Got the frame from my bro-in-law, stripped, primed and painted it myself. The parts i got restored was the frame, fork, bullmoose bar and the Tange Levin headset. To complete the build i went with newer components.

By the way, here is a pic of the original build i got from the Miyata '84 catalogue..









Thanks for looking


----------



## sandmangts (Feb 16, 2004)

Was everybody taller in the 80's or did the Japanese just think all Americans were giants? All I ever see of older bikes are the huge ones. Kudos for keeping a good bike out of the landfill.


----------



## mhickey79 (Feb 22, 2007)

sandmangts said:


> Was everybody taller in the 80's or did the Japanese just think all Americans were giants? All I ever see of older bikes are the huge ones. Kudos for keeping a good bike out of the landfill.


I have a theory on that. I think a lot of the really clean examples we see now ("survivors") are small and x-large sizes. There are just fewer people that fit those sizes and they tend to acquire less miles. I work at a shop that runs a small rental/demo fleet.

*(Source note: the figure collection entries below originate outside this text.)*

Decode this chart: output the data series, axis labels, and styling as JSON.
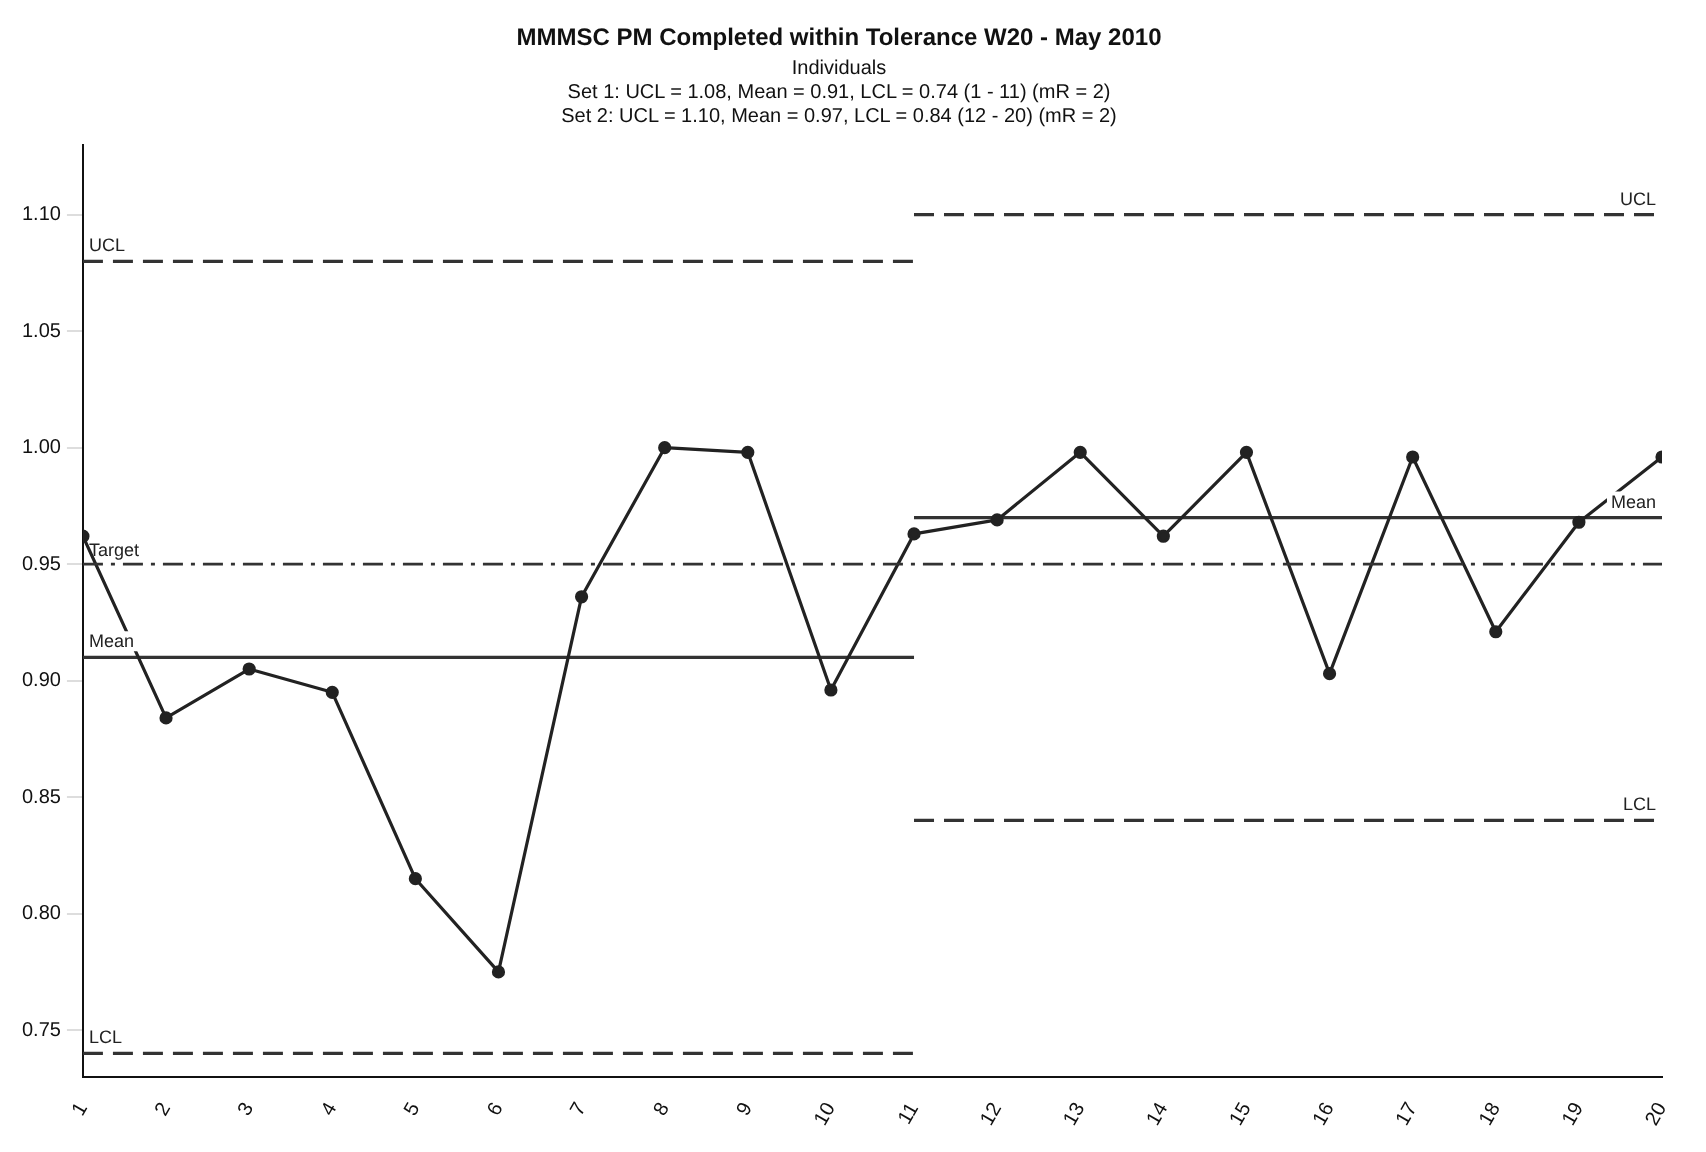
{
  "chart_data": {
    "type": "line",
    "title": "MMMSC PM Completed within Tolerance W20 - May 2010",
    "subtitle": "Individuals\nSet 1: UCL = 1.08, Mean = 0.91, LCL = 0.74 (1 - 11) (mR = 2)\nSet 2: UCL = 1.10, Mean = 0.97, LCL = 0.84 (12 - 20) (mR = 2)",
    "x": [
      1,
      2,
      3,
      4,
      5,
      6,
      7,
      8,
      9,
      10,
      11,
      12,
      13,
      14,
      15,
      16,
      17,
      18,
      19,
      20
    ],
    "series": [
      {
        "type": "line",
        "color": "#222222",
        "marker": "circle",
        "line_style": "solid",
        "values": [
          0.962,
          0.884,
          0.905,
          0.895,
          0.815,
          0.775,
          0.936,
          1.0,
          0.998,
          0.896,
          0.963,
          0.969,
          0.998,
          0.962,
          0.998,
          0.903,
          0.996,
          0.921,
          0.968,
          0.996
        ]
      },
      {
        "type": "line",
        "name": "UCL",
        "color": "#333333",
        "marker": "none",
        "line_style": "dashed",
        "x": [
          1,
          11
        ],
        "values": [
          1.08,
          1.08
        ]
      },
      {
        "type": "line",
        "name": "Mean",
        "color": "#333333",
        "marker": "none",
        "line_style": "solid",
        "x": [
          1,
          11
        ],
        "values": [
          0.91,
          0.91
        ]
      },
      {
        "type": "line",
        "name": "LCL",
        "color": "#333333",
        "marker": "none",
        "line_style": "dashed",
        "x": [
          1,
          11
        ],
        "values": [
          0.74,
          0.74
        ]
      },
      {
        "type": "line",
        "name": "UCL",
        "color": "#333333",
        "marker": "none",
        "line_style": "dashed",
        "x": [
          11,
          20
        ],
        "values": [
          1.1,
          1.1
        ]
      },
      {
        "type": "line",
        "name": "Mean",
        "color": "#333333",
        "marker": "none",
        "line_style": "solid",
        "x": [
          11,
          20
        ],
        "values": [
          0.97,
          0.97
        ]
      },
      {
        "type": "line",
        "name": "LCL",
        "color": "#333333",
        "marker": "none",
        "line_style": "dashed",
        "x": [
          11,
          20
        ],
        "values": [
          0.84,
          0.84
        ]
      }
    ],
    "ref_lines": [
      {
        "axis": "y",
        "value": 0.95,
        "label": "Target",
        "line_style": "dotted",
        "color": "#333333"
      }
    ],
    "xlim": [
      1,
      20
    ],
    "xticks": [
      1,
      2,
      3,
      4,
      5,
      6,
      7,
      8,
      9,
      10,
      11,
      12,
      13,
      14,
      15,
      16,
      17,
      18,
      19,
      20
    ],
    "ylim": [
      0.73,
      1.13
    ],
    "yticks": [
      {
        "value": 0.75,
        "label": "0.75"
      },
      {
        "value": 0.8,
        "label": "0.80"
      },
      {
        "value": 0.85,
        "label": "0.85"
      },
      {
        "value": 0.9,
        "label": "0.90"
      },
      {
        "value": 0.95,
        "label": "0.95"
      },
      {
        "value": 1.0,
        "label": "1.00"
      },
      {
        "value": 1.05,
        "label": "1.05"
      },
      {
        "value": 1.1,
        "label": "1.10"
      }
    ],
    "grid": false,
    "legend": false
  }
}
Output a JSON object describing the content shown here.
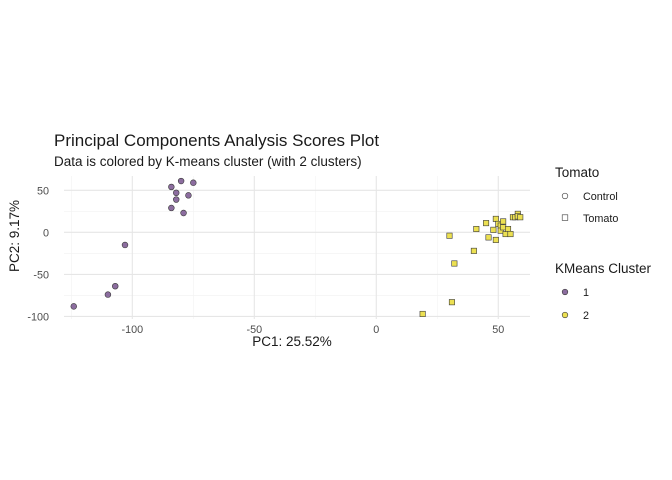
{
  "chart_data": {
    "type": "scatter",
    "title": "Principal Components Analysis Scores Plot",
    "subtitle": "Data is colored by K-means cluster (with 2 clusters)",
    "xlabel": "PC1: 25.52%",
    "ylabel": "PC2: 9.17%",
    "xlim": [
      -128,
      63
    ],
    "ylim": [
      -103,
      67
    ],
    "x_ticks": [
      -100,
      -50,
      0,
      50
    ],
    "x_tick_labels": [
      "-100",
      "-50",
      "0",
      "50"
    ],
    "y_ticks": [
      -100,
      -50,
      0,
      50
    ],
    "y_tick_labels": [
      "-100",
      "-50",
      "0",
      "50"
    ],
    "grid": true,
    "legend_placement": "right",
    "colors": {
      "cluster_1": "#8c6d9f",
      "cluster_2": "#ece052",
      "point_stroke": "#3a3a3a",
      "grid_major": "#e6e6e6",
      "grid_minor": "#f2f2f2"
    },
    "legends": [
      {
        "title": "Tomato",
        "entries": [
          {
            "label": "Control",
            "shape": "circle"
          },
          {
            "label": "Tomato",
            "shape": "square"
          }
        ]
      },
      {
        "title": "KMeans Cluster",
        "entries": [
          {
            "label": "1",
            "cluster": 1
          },
          {
            "label": "2",
            "cluster": 2
          }
        ]
      }
    ],
    "series": [
      {
        "name": "1",
        "shape": "circle",
        "points": [
          [
            -124,
            -88
          ],
          [
            -110,
            -74
          ],
          [
            -107,
            -64
          ],
          [
            -103,
            -15
          ],
          [
            -84,
            29
          ],
          [
            -84,
            54
          ],
          [
            -82,
            47
          ],
          [
            -82,
            39
          ],
          [
            -80,
            61
          ],
          [
            -79,
            23
          ],
          [
            -77,
            44
          ],
          [
            -75,
            59
          ]
        ]
      },
      {
        "name": "2",
        "shape": "square",
        "points": [
          [
            19,
            -97
          ],
          [
            31,
            -83
          ],
          [
            30,
            -4
          ],
          [
            32,
            -37
          ],
          [
            40,
            -22
          ],
          [
            41,
            4
          ],
          [
            45,
            11
          ],
          [
            46,
            -6
          ],
          [
            48,
            3
          ],
          [
            49,
            -9
          ],
          [
            49,
            16
          ],
          [
            50,
            10
          ],
          [
            51,
            8
          ],
          [
            51,
            2
          ],
          [
            52,
            6
          ],
          [
            52,
            13
          ],
          [
            53,
            -2
          ],
          [
            54,
            4
          ],
          [
            55,
            -2
          ],
          [
            56,
            18
          ],
          [
            57,
            18
          ],
          [
            58,
            22
          ],
          [
            58,
            19
          ],
          [
            59,
            18
          ]
        ]
      }
    ]
  }
}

At the end of the season, the very small and very large bikes are still in pretty good shape, while all the mediums and larges are beat to death.


----------



## venzboard (Nov 12, 2008)

Haha you might think i'm a tall guy, actually i'm just 5'5 and this frame is way to big for me, but so far the only issue i have with this frame is the standover height, as for the reach the bullmoose's bar back sweep compensates for a comfortable and stable handling..


----------



## sandmangts (Feb 16, 2004)

mhickey79 said:


> I have a theory on that. I think a lot of the really clean examples we see now ("survivors") are small and x-large sizes. There are just fewer people that fit those sizes and they tend to acquire less miles. I work at a shop that runs a small rental/demo fleet. At the end of the season, the very small and very large bikes are still in pretty good shape, while all the mediums and larges are beat to death.

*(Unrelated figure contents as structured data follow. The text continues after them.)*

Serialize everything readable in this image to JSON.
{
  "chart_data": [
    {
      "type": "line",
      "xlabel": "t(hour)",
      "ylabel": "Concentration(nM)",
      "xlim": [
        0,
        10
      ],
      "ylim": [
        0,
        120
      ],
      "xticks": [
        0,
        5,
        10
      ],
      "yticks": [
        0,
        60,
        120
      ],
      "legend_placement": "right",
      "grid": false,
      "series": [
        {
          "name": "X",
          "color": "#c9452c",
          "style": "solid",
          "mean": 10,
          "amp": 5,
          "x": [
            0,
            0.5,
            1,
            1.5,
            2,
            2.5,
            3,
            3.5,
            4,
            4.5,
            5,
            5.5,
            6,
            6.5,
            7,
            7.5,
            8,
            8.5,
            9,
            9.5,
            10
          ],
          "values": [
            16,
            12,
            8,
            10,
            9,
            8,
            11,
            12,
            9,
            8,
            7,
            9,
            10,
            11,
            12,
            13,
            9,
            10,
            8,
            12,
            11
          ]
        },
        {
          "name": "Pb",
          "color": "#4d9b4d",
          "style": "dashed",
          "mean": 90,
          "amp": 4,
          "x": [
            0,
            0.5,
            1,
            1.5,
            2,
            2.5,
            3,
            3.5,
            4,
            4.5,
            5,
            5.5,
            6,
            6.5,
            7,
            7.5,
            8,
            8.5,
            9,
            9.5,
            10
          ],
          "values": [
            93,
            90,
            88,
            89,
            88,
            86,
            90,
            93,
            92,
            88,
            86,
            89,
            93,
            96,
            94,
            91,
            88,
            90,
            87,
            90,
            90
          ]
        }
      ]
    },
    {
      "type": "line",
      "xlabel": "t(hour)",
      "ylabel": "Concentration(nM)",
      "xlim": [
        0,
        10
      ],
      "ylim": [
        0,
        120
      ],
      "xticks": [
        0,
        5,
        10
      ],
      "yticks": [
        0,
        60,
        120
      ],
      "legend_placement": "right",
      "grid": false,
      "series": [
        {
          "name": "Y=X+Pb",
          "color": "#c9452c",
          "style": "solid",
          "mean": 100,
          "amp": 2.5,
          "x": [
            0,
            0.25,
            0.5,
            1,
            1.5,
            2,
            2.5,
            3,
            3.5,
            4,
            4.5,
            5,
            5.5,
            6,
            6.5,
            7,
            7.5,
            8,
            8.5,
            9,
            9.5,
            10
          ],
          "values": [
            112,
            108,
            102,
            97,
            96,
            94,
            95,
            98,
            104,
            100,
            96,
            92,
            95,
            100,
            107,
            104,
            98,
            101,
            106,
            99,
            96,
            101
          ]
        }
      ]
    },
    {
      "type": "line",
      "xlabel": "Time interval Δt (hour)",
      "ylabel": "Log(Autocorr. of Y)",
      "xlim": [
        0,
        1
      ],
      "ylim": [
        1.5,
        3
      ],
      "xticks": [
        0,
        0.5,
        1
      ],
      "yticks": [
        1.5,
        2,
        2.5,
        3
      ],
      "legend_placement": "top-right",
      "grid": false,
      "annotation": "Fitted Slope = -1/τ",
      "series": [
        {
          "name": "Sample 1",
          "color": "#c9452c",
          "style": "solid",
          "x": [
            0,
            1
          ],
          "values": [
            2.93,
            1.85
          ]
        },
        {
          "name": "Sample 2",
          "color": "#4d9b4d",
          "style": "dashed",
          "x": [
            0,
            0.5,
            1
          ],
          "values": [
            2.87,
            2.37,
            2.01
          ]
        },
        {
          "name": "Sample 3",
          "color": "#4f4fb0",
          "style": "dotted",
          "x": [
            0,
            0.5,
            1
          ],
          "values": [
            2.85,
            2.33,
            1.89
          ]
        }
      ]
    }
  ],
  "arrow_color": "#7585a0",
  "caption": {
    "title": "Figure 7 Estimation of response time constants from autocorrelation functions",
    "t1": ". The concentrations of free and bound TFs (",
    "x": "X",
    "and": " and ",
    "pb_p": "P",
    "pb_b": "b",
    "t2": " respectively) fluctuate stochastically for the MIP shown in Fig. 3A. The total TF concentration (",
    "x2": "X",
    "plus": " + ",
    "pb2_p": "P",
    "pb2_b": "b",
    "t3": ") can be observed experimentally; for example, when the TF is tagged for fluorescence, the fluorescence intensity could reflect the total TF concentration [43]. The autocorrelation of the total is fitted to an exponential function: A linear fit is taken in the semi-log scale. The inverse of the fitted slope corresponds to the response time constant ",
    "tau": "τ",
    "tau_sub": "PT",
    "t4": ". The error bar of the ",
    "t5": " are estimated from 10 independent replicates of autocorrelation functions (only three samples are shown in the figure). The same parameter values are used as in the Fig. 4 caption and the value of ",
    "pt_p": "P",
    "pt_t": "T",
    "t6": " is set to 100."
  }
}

Makes sense, Not only that the ones that fit people don't stay for sale long. Thats why I have been looking for a fillet brazed Ritchey in my size and price range for 5 years.


----------



## venzboard (Nov 12, 2008)

Here she is now.. in one of my favorite local trails..


----------



## venzboard (Nov 12, 2008)

Here's another view of the trail..


----------



## Flyingjib (Jun 7, 2014)

*'85 Ridge Runner*

Here's one of my 1985 Ridge Runner. I am the original owner having purchased the bike new from the Trail Shop in halifax. The frame is a large as it was the only one they had in stock and I was too impatient to wait for the proper size. The bike is pretty well stock except for the rear "d",(broke the Sun Tour), seat, and the "Mega Range" cassette. I still ride this bike and love it:


----------